Your business is growing nicely—and that’s great. It’s a local service or product business and international expansion is not really possible. So language or culture, spoken or written, is not really a barrier for you. Well I’m sorry to disturb the peace but do you know how many people in your area speak a language different from your own? And I don’t mean a casual language practice for homework help. It might be time to think about local business localization.
In our cheerfully diverse home of Vancouver, the picture is complex; in Canada you might expect to need French, but what about immigrant populations? The 2011 census (CBC News) reported 712,000 people speaking an immigrant language most often at home and 369,350 people who only speak something other than French or English at home. So that’s 31% speaking mostly a foreign language, and 16% who communicate exclusively in a foreign language at home in Vancouver, Canada.

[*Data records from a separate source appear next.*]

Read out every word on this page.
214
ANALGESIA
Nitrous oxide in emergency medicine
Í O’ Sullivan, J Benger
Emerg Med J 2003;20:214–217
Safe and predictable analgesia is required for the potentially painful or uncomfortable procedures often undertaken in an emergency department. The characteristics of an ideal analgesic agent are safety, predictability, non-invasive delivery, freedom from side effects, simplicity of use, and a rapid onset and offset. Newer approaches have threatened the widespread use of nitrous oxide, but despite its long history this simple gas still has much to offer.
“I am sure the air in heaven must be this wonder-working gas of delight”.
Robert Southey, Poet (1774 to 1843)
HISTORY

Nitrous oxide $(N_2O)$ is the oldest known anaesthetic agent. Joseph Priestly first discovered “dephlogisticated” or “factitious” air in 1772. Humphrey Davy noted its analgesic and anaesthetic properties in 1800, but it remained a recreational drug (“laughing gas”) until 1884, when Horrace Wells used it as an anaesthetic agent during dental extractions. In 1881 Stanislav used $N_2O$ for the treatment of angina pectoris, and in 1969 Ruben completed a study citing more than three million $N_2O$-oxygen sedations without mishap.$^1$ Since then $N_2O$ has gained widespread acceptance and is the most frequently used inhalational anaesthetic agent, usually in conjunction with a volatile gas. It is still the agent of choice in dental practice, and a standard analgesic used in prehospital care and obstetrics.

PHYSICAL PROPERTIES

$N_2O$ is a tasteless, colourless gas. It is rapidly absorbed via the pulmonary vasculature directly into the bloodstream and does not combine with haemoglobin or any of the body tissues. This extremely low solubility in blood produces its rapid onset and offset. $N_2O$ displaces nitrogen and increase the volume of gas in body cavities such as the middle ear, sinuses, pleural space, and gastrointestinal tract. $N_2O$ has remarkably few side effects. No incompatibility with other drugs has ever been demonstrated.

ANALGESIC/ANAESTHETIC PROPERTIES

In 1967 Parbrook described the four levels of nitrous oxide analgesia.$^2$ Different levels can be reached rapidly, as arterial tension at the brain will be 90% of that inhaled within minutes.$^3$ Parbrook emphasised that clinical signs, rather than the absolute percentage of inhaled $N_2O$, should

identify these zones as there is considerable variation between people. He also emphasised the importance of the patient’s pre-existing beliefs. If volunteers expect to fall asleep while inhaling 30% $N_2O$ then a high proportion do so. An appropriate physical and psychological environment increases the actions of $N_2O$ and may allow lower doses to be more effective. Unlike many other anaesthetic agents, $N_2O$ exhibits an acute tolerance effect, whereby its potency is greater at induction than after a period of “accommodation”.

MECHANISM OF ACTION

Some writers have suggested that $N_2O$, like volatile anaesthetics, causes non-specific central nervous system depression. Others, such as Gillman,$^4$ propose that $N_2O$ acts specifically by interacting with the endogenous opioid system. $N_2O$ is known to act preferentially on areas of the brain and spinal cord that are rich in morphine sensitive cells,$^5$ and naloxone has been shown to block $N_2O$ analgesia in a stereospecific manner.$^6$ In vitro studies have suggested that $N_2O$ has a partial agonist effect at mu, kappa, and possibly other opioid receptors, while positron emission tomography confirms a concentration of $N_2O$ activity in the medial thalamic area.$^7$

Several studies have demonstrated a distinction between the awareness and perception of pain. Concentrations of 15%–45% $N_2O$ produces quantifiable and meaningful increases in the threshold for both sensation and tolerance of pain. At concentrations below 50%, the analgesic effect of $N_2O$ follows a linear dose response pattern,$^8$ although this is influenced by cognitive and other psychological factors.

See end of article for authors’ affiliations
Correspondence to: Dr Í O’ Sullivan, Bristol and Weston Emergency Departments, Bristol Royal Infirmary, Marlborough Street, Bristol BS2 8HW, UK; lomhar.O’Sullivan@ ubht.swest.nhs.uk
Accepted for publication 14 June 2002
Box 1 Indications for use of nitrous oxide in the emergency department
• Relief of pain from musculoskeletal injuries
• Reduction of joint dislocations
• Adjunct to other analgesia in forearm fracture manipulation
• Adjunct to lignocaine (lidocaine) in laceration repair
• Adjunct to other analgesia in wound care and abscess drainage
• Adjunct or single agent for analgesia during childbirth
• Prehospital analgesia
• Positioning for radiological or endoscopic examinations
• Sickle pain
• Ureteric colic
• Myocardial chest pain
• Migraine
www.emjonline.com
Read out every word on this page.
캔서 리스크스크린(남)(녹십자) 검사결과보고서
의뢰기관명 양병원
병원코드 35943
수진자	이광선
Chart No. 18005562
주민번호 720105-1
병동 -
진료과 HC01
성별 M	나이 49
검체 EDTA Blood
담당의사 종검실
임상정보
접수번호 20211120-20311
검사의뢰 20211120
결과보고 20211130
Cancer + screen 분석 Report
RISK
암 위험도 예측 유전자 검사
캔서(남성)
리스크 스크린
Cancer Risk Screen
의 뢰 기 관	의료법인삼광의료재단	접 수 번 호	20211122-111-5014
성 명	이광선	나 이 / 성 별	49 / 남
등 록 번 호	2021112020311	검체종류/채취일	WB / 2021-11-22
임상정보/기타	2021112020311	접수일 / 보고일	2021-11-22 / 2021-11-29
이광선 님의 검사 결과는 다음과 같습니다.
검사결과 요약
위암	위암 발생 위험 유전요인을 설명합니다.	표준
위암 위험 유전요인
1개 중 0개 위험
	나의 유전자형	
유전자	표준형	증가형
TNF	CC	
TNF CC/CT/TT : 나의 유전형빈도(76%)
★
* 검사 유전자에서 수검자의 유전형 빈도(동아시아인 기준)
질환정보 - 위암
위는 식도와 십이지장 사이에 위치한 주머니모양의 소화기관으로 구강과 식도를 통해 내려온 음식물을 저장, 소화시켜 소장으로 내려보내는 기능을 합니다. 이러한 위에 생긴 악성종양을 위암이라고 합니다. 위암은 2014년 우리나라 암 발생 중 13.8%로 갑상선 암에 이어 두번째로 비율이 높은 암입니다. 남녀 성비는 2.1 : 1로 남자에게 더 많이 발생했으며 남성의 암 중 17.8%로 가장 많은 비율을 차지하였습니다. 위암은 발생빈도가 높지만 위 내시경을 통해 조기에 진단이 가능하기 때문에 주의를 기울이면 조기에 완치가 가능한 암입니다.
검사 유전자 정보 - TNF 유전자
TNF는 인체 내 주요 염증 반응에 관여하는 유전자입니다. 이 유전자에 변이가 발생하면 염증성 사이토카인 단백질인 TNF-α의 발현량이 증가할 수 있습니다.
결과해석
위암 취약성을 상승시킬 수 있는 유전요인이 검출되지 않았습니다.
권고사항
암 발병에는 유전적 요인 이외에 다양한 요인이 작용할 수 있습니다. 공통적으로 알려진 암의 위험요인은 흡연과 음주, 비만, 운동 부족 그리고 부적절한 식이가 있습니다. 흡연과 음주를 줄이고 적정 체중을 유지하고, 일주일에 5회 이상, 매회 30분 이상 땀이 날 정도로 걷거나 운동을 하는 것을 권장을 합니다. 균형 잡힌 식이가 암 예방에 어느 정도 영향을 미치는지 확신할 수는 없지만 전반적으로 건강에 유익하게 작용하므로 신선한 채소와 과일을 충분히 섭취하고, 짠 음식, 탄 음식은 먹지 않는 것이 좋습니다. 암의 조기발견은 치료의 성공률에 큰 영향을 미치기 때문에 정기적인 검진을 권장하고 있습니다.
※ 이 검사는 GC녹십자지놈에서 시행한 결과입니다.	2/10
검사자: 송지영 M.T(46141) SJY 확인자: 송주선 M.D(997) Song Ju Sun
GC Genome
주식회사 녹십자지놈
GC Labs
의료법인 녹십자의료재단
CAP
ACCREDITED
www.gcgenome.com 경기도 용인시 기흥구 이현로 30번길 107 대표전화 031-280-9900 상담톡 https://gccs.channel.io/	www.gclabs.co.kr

So what does this data mean for local business localization?
To hedge my bet, I’ll go with the smallest data group. Let’s say that the 15% who speak English and another language at home are perfectly fine with just speaking English. They may be second generation and without any real preference, or just people who have been exposed to both languages for so long that it doesn’t really matter. That leaves us with 16% who only speak a language other than English and French at home. To make a simple comparison, if you were to localize into Korean in order to expand your N.American business to Korea, you would be targeting a 14% increase in your potential reach (comparing the populations) which is pretty close to the same percentage.
I’m not convinced. They live in an English speaking country and I’d expect them to speak an official language.
That may be a valid point. But only if you are the government. You could say that if someone wants your service, he or she needs to communicate with you in one of the official languages, and you could get away with that, as a public official.
For a private business, however, the picture is different. If you are a counseling company with Chinese staff on board, how will I find you if you don’t have a Chinese website? If your branch doesn’t employ Punjabi speaking staff, I’ll go to another bank that can address me in a language I feel comfortable with. Remember, it’s not about communicating a few words, it’s about feeling at ease. Being able to express one’s self fully is a big part of that. If I don’t feel comfortable in English, I won’t be able to express my needs properly. If I can’t express my needs properly, you won’t be able to fulfill them even if you have the ability.
So I should go ahead and translate my website to Punjabi, Chinese, and everything else?
No, actually. Don’t just jump in without thinking. This is not about translation, it is about fulfilling a need. Start by looking at your staff. If 31% of the people in Vancouver speak more than English and French, it’s likely you have a few bilingual staff members in your Vancouver office. See how you can utilize their language skills in your day to day activities. See a light? Now examine the potential market. Can you sharpen your skills to target this audience? Then start forming a plan. How can I make my business more visible to these people? Should I translate my website? Should I get a booth at the Chinese festival? Sponsor an Immigration Society Services program? Hold an info night in Tagalog?
Remember, if you’re a local business in Vancouver and address your audience in English only, you’re missing at least 14% of your potential business. In almost any market, a little bit of investment in your multilingual strategy can take you a long way.